Additionally, interobserver agreement for categorical morphological characteristics was poor to moderate, which is in accordance with previous results of interobserver agreement of nodal evaluation on MRI in ASCC [23]. This uncertainty underscores the importance of future studies to identify reliable nodal features. Possible contributors to the interobserver variability include the subjectivity involved in visual evaluation of nodal characteristics and varying experience of the reviewers. However, the overall distribution of morphological characteristics among PET-CT-positive LNs was relatively similar between the two reviewers. For nodal size, the random variation in size difference was relatively constant around the mean nodal size difference, and neither of the reviewers seemed to systematically under- or overestimate nodal size.

Another study limitation was that the anatomical location and symmetrical distribution of LNs were not considered when presenting nodal characteristics, as the amount of LNs assessed was deemed too low to find significant morphological differences in various pelvic locations or asymmetry between lymph nodes on different sides. The current patient cohort was used in a previous study, showing that PET-CT-positive LNs were most prevalent in the inguinal followed by the perirectal areas [18]. It is possible that inguinal LNMs differ morphologically from mesorectal LNMs. Even if subgroup analysis on location was not performed, we did observe that inguinal LNs tended to be necrotic to a greater extent compared to perirectal nodes.

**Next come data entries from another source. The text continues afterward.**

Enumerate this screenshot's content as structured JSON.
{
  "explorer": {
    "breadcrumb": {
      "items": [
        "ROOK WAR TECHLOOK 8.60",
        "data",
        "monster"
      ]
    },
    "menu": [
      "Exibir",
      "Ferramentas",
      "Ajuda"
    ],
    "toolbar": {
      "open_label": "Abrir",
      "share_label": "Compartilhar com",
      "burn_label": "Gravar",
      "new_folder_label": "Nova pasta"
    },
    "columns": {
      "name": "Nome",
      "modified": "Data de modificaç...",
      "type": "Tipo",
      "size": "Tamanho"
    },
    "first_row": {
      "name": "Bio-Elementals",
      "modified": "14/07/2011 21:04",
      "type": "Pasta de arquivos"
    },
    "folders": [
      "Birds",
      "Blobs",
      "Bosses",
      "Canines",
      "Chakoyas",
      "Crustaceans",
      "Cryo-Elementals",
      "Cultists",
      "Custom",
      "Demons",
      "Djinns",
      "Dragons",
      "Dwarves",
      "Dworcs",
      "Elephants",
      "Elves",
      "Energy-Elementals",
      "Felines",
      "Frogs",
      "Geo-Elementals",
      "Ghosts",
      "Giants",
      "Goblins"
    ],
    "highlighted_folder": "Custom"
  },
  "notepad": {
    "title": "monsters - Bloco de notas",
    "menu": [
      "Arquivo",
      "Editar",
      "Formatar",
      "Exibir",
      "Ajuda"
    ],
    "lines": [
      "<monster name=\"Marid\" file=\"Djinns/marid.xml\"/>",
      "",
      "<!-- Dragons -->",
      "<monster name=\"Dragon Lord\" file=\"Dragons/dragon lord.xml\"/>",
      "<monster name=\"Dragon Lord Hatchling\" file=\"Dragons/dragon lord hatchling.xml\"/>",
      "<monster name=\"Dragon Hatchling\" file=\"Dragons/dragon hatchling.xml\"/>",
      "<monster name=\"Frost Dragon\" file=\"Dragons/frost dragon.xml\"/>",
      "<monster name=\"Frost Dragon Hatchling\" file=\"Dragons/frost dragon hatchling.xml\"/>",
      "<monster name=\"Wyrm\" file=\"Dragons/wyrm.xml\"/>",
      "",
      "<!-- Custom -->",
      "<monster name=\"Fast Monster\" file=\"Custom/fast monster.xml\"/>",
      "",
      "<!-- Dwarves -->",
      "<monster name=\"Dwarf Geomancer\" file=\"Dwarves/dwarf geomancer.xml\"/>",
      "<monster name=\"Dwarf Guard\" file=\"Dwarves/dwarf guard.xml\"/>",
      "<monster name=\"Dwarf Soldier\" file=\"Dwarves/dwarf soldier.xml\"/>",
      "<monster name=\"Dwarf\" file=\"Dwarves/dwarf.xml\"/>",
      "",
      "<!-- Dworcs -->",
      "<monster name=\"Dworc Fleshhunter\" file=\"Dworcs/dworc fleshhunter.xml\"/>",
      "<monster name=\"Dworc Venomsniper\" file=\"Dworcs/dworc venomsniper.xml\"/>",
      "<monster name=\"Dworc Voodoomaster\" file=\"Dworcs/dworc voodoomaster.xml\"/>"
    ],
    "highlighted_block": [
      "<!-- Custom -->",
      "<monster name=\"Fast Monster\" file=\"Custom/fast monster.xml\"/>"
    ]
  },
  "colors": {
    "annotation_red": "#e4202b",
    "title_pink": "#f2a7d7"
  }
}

Necrosis was almost exclusively seen in PET-CT-positive LNs and is seemingly an important feature of LNMs in ASCC.

Importantly, we described MRI morphological characteristics of PET-CT-positive and negative regional LNs in ASCC patients (Tables 2 and 3), but their value for radiation therapy planning remains untested and needs to be examined in prospective clinical trials.

Conclusion

Most regional LNs in ASCC patients with PET-positive LNs have a homogeneous nodal signal comparable to the primary tumor, and are morphologically characterized by a round and regular shape on MRI, regardless of nodal metabolic activity on PET-CT. These findings differ from morphological MRI criteria used for LNM detection in rectal adenocarcinomas. The combined utilization of PET-CT and MRI is recommended for nodal assessment, especially as smaller nodes (5–8 mm) may lack FDG-avidity but still display morphological features suggestive of malignancy. Further validation of our suggested morphological observations of regional LNs in ASCC is warranted.